The complete test project is at http://anonsvn.jboss.org/repos/qa/prabhat/batch-insert . The relevant hibernate configuration is at http://anonsvn.jboss.org/repos/qa/prabhat/batch-insert/src/main/resources/hibernate.cfg.xml . If you are letting hibernate generate the primary key then don't use GenerationType.Identity in your  model otherwise batch insert will not take place.

12 comments:

Omar Vázquez Mayorga. said...

Good explanation. Do you know if this is possible with JPA.

cheers.

Prabhat Jha said...

Yes, it should be. The best way to find out is to give it a shot. Attribute names might be different though.

Unknown said...

Thanks for the code example. Let me highlight the incredibly relevant ?rewriteBatchedStatements=true on the connection string (jdbc:mysql://localhost:3306/batch?rewriteBatchedStatements=true).

Aleksey Sundukovskiy said...

I know I'm late to the party but I have a very simple question. hibernate.jdbc.batch_size if provided as configuration parameter to hibernate should control the number of objects cached in first-level cache by flushing the object to the database. Then why do we need an explicit flush ?

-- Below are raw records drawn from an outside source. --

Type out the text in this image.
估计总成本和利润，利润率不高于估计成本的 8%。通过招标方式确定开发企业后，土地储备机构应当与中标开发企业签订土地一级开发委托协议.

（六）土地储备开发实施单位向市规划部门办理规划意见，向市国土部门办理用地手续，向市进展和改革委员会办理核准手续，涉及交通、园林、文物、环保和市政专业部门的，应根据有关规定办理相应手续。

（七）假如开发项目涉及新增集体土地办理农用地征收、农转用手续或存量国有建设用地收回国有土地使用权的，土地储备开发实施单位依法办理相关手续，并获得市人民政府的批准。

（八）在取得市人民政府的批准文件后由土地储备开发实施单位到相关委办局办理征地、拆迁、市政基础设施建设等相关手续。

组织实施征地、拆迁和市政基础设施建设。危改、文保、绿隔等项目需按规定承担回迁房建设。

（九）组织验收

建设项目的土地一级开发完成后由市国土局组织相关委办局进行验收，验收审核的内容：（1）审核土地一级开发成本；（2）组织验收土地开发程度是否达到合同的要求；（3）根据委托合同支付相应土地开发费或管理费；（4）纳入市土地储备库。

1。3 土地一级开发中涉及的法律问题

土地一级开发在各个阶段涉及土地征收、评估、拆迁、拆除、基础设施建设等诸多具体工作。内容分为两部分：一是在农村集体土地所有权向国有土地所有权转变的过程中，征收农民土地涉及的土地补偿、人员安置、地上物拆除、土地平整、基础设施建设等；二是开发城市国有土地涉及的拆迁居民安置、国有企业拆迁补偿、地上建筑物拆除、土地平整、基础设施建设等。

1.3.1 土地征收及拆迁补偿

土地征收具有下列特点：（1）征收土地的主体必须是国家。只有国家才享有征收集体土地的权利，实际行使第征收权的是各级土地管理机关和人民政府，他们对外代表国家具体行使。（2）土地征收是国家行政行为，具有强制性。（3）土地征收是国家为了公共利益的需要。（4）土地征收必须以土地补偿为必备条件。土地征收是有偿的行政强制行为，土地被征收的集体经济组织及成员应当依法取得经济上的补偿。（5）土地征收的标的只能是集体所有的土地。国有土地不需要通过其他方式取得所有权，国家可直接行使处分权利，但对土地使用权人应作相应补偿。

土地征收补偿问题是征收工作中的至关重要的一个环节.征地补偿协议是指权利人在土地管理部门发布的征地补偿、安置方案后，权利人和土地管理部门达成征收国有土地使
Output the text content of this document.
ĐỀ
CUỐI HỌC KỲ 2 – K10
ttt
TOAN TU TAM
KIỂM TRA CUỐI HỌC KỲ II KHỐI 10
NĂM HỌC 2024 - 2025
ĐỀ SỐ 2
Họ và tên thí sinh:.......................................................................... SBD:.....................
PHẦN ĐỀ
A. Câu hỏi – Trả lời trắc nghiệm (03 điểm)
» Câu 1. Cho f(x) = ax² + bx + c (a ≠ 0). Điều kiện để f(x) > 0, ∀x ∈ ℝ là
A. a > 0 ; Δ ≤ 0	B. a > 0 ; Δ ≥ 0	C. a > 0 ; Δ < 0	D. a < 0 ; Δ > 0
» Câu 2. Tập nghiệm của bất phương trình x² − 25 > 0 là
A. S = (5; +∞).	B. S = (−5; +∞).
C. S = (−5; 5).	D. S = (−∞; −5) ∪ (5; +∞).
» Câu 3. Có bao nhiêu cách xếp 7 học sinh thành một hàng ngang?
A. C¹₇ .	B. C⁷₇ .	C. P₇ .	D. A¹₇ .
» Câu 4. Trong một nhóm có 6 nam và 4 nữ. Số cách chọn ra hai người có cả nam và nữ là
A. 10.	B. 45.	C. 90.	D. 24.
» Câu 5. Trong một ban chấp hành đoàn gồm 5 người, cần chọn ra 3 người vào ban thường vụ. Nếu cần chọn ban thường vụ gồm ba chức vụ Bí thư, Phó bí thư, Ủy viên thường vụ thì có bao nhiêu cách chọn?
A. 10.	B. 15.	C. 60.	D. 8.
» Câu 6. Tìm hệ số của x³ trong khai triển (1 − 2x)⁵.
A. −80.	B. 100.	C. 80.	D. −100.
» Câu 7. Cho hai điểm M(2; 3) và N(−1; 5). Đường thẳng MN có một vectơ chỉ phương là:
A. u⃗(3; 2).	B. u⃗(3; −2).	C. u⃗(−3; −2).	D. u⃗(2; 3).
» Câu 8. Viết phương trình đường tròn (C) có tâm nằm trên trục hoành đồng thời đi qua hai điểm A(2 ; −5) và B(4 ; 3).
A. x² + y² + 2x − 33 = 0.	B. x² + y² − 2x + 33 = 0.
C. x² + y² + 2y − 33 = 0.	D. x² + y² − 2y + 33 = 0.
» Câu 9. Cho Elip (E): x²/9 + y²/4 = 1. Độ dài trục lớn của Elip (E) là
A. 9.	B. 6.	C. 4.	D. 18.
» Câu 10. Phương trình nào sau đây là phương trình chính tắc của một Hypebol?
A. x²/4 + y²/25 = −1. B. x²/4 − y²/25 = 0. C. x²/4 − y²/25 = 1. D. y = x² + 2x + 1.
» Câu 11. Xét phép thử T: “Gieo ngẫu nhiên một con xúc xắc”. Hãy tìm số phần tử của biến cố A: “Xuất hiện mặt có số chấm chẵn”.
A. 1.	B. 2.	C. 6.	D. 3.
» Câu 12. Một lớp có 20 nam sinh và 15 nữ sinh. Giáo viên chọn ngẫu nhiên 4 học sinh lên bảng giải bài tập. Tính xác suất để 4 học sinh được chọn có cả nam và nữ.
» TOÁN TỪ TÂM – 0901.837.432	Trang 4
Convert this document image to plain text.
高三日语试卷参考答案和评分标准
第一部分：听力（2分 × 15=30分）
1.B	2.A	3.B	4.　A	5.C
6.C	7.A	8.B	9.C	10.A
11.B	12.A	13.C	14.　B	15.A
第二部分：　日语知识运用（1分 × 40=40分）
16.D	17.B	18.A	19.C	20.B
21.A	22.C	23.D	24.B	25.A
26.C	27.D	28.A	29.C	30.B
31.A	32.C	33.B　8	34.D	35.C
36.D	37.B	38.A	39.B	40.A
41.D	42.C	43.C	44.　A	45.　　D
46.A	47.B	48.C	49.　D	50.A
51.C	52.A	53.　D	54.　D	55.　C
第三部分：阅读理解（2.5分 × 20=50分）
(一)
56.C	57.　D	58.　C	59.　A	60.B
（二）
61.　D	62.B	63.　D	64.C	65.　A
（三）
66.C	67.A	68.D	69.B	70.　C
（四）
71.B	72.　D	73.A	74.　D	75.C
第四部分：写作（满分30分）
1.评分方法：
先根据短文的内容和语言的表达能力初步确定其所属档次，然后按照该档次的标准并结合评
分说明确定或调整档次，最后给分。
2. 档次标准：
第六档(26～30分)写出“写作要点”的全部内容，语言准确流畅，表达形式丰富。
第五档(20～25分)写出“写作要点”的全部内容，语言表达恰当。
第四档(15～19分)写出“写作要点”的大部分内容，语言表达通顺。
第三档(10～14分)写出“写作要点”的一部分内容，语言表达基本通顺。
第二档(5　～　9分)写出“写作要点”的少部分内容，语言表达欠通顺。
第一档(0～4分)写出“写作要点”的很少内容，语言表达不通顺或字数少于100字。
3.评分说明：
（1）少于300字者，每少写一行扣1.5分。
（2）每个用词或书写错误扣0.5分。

while (numRecordsProcessed < hibernateBatchSize && it.hasNext())
{
Member wsBean = it.next();
session.save(wsBean);
//log.info("Webservices record " + wsBean + " saved.");
numRecordsProcessed++;
}
session.flush();

Prabhat Jha said...

I believe by explicit flush, you are forcing objects to be cleaned from memory just in case. You could try without flush and see what happens...you got the source to play with. :-)

Anonymous said...

If the objects being persisted have child objects, do these optimizations have any affect?

For example, if I have a House object that contains a list of Room objects and my hibernate mappings are configured such that the Rooms get persisted when I persist the House, does the batching configuration have any impact or does it only have benefits when persisted simple entities without relationships to other tables?

Roger Pack said...

How do we know if it's working or not then? Does yours say anything like

DEBUG: org.hibernate.jdbc.AbstractBatcher - Executing batch size: 2

?

Prabhat Jha said...

@Roger I have mentioned in the blog how to verify if it's really working. For mysql, you can see the update/insert statmenets in mysql log.

roger said...

yeah I'm on oracle...

Anonymous said...

I have the problem that the statements are not executed in batch (verified by mysql-log). The log says the following:

[...]
166 [main] DEBUG org.hibernate.cfg.Configuration - hibernate.jdbc.batch_size=20
166 [main] DEBUG org.hibernate.cfg.Configuration - hibernate.order_inserts=true
166 [main] DEBUG org.hibernate.cfg.Configuration - hibernate.order_updates=true
[...]
166 [main] DEBUG org.hibernate.cfg.Configuration - hibernate.dialect=org.hibernate.dialect.MySQL5InnoDBDialect
[...]
[ 20 single inserts instead of one (verified by mysql log) ]
1014 [main] DEBUG org.hibernate.jdbc.AbstractBatcher - Executing batch size: 20
1021 [main] DEBUG org.hibernate.jdbc.AbstractBatcher - no batched statements to execute
[...]

any idea why?

Prabhat Jha said...

Please take a good look at your configuration, DB connection string as well as how batch size is actually used in code at http://anonsvn.jboss.org/repos/qa/prabhat/batch-insert/src/main/java/org/eejot/batchinsert/DBService.java

It's possible that things are less complicated or configuration is different with newer hibernate version.

Roger Pack said...

@anonymous if you have hibernate generate id's for inserts then it does them serially maybe?